Oke, hmmmmm. Kangen nggak sama Nagashima?
Nah, sekarang saya bakal selalu nambahin rekomendasi lagu nih. Kali ini lagu berjudul Goodbye dari Cage The Elephant. Kalau pengin good cry sambil dengerin lagi ini deh bacanya.
Langsung saja, selamat membaca.
Ramaikan komentar. Jangan lupa like dan share. Biar cerita ini semakin besar.
***
**********
BAB 01
[NAGASAKI]
Nggak kurang dari seratus orang duduk di kursi yang disediakan oleh pengelola auditorium toko buku di sebuah mal Surabaya. Mereka sedang hikmat mengikuti bedah buku karya Hiro yang naskahnya dirampungkan oleh Mama. Sebuah buku fiksi yang Hiro tulis berdasarkan inspirasi dari keluarga kami. Buku itu berjudul Bye-Ology.
Semua pembaca Mama yang hadir itu juga kebanyakan sudah memegang Bye-Ology. Sisanya yang belum punya sudah disediakan setumpukan untuk dibeli dan ditandatangani secara langsung. Ini tur buku hari terakhir dan bertepatan dengan hari ulang tahun gue sama Hiro.

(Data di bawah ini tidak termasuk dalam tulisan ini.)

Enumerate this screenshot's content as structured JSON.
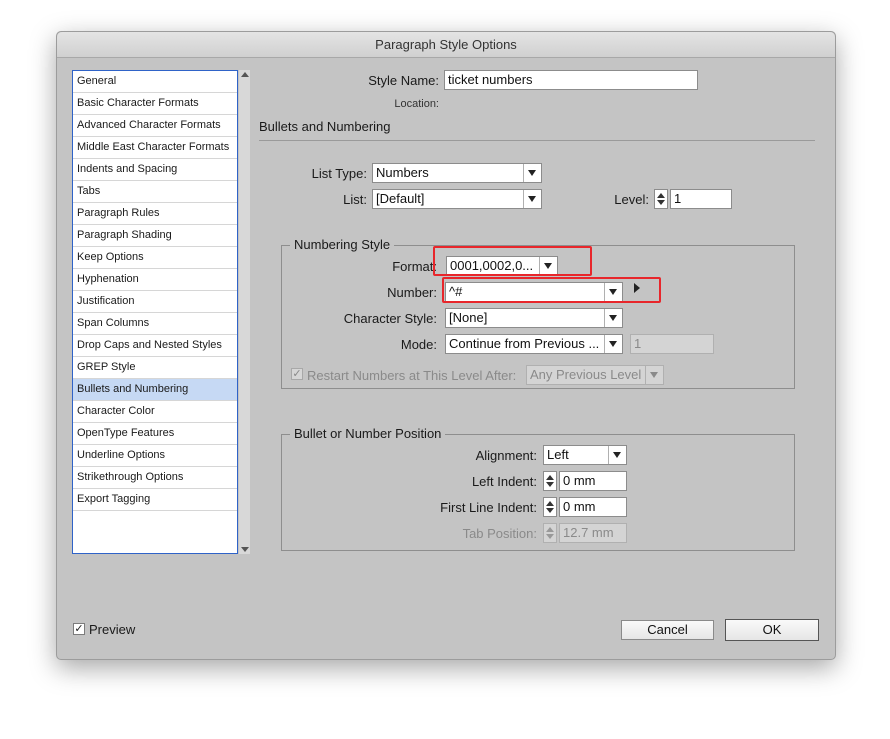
{
  "window": {
    "title": "Paragraph Style Options"
  },
  "sidebar": {
    "items": [
      {
        "label": "General"
      },
      {
        "label": "Basic Character Formats"
      },
      {
        "label": "Advanced Character Formats"
      },
      {
        "label": "Middle East Character Formats"
      },
      {
        "label": "Indents and Spacing"
      },
      {
        "label": "Tabs"
      },
      {
        "label": "Paragraph Rules"
      },
      {
        "label": "Paragraph Shading"
      },
      {
        "label": "Keep Options"
      },
      {
        "label": "Hyphenation"
      },
      {
        "label": "Justification"
      },
      {
        "label": "Span Columns"
      },
      {
        "label": "Drop Caps and Nested Styles"
      },
      {
        "label": "GREP Style"
      },
      {
        "label": "Bullets and Numbering",
        "selected": true
      },
      {
        "label": "Character Color"
      },
      {
        "label": "OpenType Features"
      },
      {
        "label": "Underline Options"
      },
      {
        "label": "Strikethrough Options"
      },
      {
        "label": "Export Tagging"
      }
    ]
  },
  "header": {
    "style_name_label": "Style Name:",
    "style_name_value": "ticket numbers",
    "location_label": "Location:",
    "section_title": "Bullets and Numbering"
  },
  "list": {
    "list_type_label": "List Type:",
    "list_type_value": "Numbers",
    "list_label": "List:",
    "list_value": "[Default]",
    "level_label": "Level:",
    "level_value": "1"
  },
  "numbering_style": {
    "title": "Numbering Style",
    "format_label": "Format:",
    "format_value": "0001,0002,0...",
    "number_label": "Number:",
    "number_value": "^#",
    "char_style_label": "Character Style:",
    "char_style_value": "[None]",
    "mode_label": "Mode:",
    "mode_value": "Continue from Previous ...",
    "mode_start_value": "1",
    "restart_label": "Restart Numbers at This Level After:",
    "restart_checked": true,
    "restart_value": "Any Previous Level"
  },
  "position": {
    "title": "Bullet or Number Position",
    "alignment_label": "Alignment:",
    "alignment_value": "Left",
    "left_indent_label": "Left Indent:",
    "left_indent_value": "0 mm",
    "first_line_label": "First Line Indent:",
    "first_line_value": "0 mm",
    "tab_position_label": "Tab Position:",
    "tab_position_value": "12.7 mm"
  },
  "footer": {
    "preview_label": "Preview",
    "preview_checked": true,
    "cancel_label": "Cancel",
    "ok_label": "OK"
  },
  "colors": {
    "dialog_bg": "#c4c4c4",
    "selection": "#c6d9f4",
    "sidebar_border": "#2f63c8",
    "highlight": "#e8262b"
  }
}
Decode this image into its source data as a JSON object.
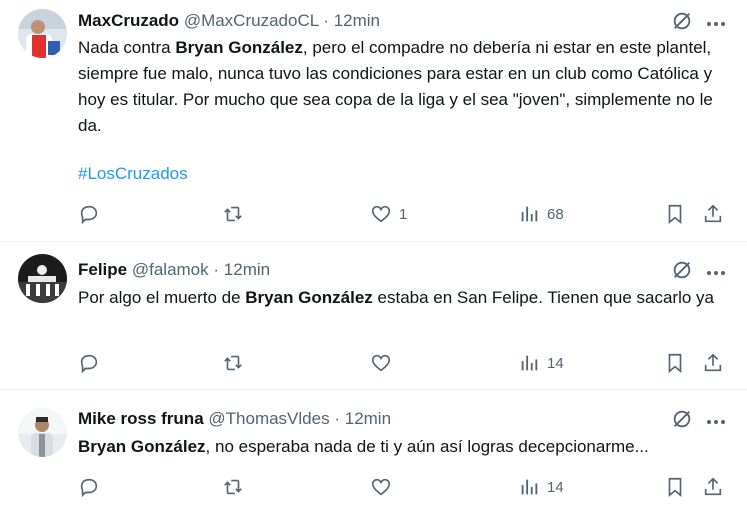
{
  "tweets": [
    {
      "name": "MaxCruzado",
      "handle": "@MaxCruzadoCL",
      "sep": "·",
      "time": "12min",
      "text_parts": [
        "Nada contra ",
        "Bryan González",
        ", pero el compadre no debería ni estar en este plantel, siempre fue malo, nunca tuvo las condiciones para estar en un club como Católica y hoy es titular. Por mucho que sea copa de la liga y el sea \"joven\", simplemente no le da."
      ],
      "hashtag": "#LosCruzados",
      "likes": "1",
      "views": "68"
    },
    {
      "name": "Felipe",
      "handle": "@falamok",
      "sep": "·",
      "time": "12min",
      "text_parts": [
        "Por algo el muerto de ",
        "Bryan González",
        " estaba en San Felipe. Tienen que sacarlo ya"
      ],
      "likes": "",
      "views": "14"
    },
    {
      "name": "Mike ross fruna",
      "handle": "@ThomasVldes",
      "sep": "·",
      "time": "12min",
      "text_parts": [
        "Bryan González",
        ", no esperaba nada de ti y aún así logras decepcionarme..."
      ],
      "likes": "",
      "views": "14"
    }
  ],
  "icons": {
    "grok": "grok-icon",
    "more": "more-icon",
    "reply": "reply-icon",
    "retweet": "retweet-icon",
    "like": "like-icon",
    "views": "views-icon",
    "bookmark": "bookmark-icon",
    "share": "share-icon"
  },
  "colors": {
    "link": "#1d9bf0",
    "secondary": "#536471",
    "text": "#0f1419",
    "divider": "#eff3f4"
  }
}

Gue, Mama, dan Papa ada di setiap agenda tur untuk menjadi narasumber. Kami memakai kaos yang sama dari merchandise buku itu.
Meski setiap perjalanan tur sama artinya gue harus membuka luka yang kayaknya nggak akan pernah kering, tapi ini demi sebuah kenang yang harus tetap hangat di kening. Hiro akan suka kalau gue turut melakukan ini. Apalagi semua royalti buku dan pendapatan merchandise akan dijadikan sebagai dana awal investasi pembangunan sebuah yayasan untuk para penyintas CPVT seperti Hiro. Orang tua gue mungkin punya uang yang banyak. Tapi kami ingin investor pertama dari pembangunan yayasan ini adalah adik gue sendiri. Hiro. Bye-Ology adalah karyanya. Semua yang dihasilkan dari ini juga berarti milik Hiro.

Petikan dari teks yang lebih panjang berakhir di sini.